Geschlechtsangleichung soll »Kindesmissbrauch« sein Mitarbeiterin der Familienbehörde suspendiert – Klage gegen Texas' Gouverneur

Greg Abbott hält Behandlungen zur Geschlechtsangleichung bei Minderjährigen für »Kindesmissbrauch«. Gegen eine Mitarbeiterin der Familienbehörde wird deswegen ermittelt – doch sie setzt sich zur Wehr.
Familien protestieren in Austin gegen die Anweisung von Gouverneur Abbott: Anhörung in der kommenden Woche

Familien protestieren in Austin gegen die Anweisung von Gouverneur Abbott: Anhörung in der kommenden Woche

Foto: Bob Daemmrich / dpa

Der texanische Gouverneur, Greg Abbott, erregte Ende Februar mit einem Vorstoß Aufsehen: Es solle als »Kindesmissbrauch« eingestuft und untersucht werden, wenn Transgender-Kinder eine geschlechtsangleichende Behandlung erhalten. Kurz darauf ist eine Mitarbeiterin der Familienbehörde in dem US-Bundesstaat offenbar wegen dieser Anweisung freigestellt worden. Das berichten mehrere US-Medien, darunter NBC  und »Politico« .

Den Berichten zufolge hat die Frau eine transsexuelle Tochter, die Medikamente zur Geschlechtsangleichung erhält. Deswegen hätten die Behörden Ermittlungen gegen die Familie gestartet. Dagegen setzt sich die Frau mithilfe der Bürgerrechtsorganisation American Civil Liberties Union (ACLU) zur Wehr.
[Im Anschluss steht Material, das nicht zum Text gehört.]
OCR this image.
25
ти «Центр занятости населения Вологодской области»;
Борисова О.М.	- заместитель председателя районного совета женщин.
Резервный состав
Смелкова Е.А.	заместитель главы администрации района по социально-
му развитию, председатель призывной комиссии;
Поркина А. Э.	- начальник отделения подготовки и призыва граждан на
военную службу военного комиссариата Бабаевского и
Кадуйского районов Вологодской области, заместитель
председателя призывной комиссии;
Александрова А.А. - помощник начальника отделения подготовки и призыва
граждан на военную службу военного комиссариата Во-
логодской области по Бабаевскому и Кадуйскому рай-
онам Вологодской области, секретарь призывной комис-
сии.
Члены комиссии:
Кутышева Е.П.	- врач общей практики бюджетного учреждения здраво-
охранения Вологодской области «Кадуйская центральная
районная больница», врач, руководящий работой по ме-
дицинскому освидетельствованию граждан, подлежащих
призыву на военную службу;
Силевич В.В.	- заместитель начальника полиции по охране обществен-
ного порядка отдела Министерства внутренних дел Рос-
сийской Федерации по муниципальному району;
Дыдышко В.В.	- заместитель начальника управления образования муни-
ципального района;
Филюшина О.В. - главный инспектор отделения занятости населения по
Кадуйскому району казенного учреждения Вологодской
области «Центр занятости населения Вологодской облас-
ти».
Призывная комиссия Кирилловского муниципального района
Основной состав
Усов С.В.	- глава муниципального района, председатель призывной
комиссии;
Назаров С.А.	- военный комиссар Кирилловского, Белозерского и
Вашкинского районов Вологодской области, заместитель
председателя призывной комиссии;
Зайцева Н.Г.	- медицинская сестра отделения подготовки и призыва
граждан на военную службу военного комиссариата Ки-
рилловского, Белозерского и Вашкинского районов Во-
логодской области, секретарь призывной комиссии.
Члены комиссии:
Nachdem die Anweisung des Gouverneurs veröffentlicht worden war, habe die Frau das Thema bei der Arbeit angesprochen. Nur wenige Stunden später sei sie suspendiert worden, »weil sie eine transsexuelle Tochter hat, bei der eine Behandlung der Genderdysphorie medizinisch notwendig ist«, heißt es in der Klage  der Frau gegen Gouverneur Greg Abbott und die Familienbehörde. Abbotts Anweisung habe der Familie »Schaden zugefügt«. In der Klage wird ihm und der Behörde vorgeworfen, das Gesetzgebungsverfahren mit seiner Anweisung umgehen zu wollen und den Gleichheitsgrundsatz verletzt zu haben.

Ermittlungen gestoppt

Mittlerweile hat die Frau einen ersten Erfolg errungen: Ein Gericht stoppte das Ermittlungsverfahren gegen die Familie per einstweiliger Verfügung. Der Staat dürfe nicht weiter gegen die Familie vorgehen, bis am Freitag kommender Woche eine Anhörung stattgefunden habe, heißt es in der Entscheidung des Gerichts . In der Anhörung soll es demnach um die Umsetzung der Anordnung des Gouverneurs gehen.

»Wir werden alles tun, was möglich ist, um diesen Machtmissbrauch zu stoppen und sicherzustellen, dass transsexuelle junge Menschen die medizinisch empfohlene Behandlung erhalten können«, sagte ein Anwalt der ACLU nach der Entscheidung des Gerichts.

Kritik von Elliot Page

Gouverneur Abbott hatte seine Anweisung Ende Februar verschickt. Die Familienbehörde sei dafür verantwortlich, Kinder zu schützen, hieß es. Pädagogen, Mediziner und andere Personen, die einen »Missbrauch« nicht meldeten, müssten mit Konsequenzen rechnen. Kurz zuvor hatte Generalstaatsanwalt Ken Paxton in einer Stellungnahme bestimmte medizinische Behandlungen von transsexuellen Jugendlichen – darunter Hormonbehandlungen und Pubertätsblocker – als eine Form der Kindesmisshandlung bezeichnet.

Die Anweisung war auf viel Kritik gestoßen, auch von prominenter Seite. So hatte sich auch Schauspieler Elliot Page kritisch geäußert: »Ich bin entsetzt über die unmenschlichen und geradezu gefährlichen Erklärungen des texanischen Gouverneurs und Generalstaatsanwalts«, sagte Page dem Magazin »Variety« . Trans-Jugendliche verdienten es, geschlechtergerecht betreut zu werden. Ihnen müsse die Möglichkeit gegeben werden, so zu leben, wie sie wollten, ohne Angst haben zu müssen. Page ist transgender.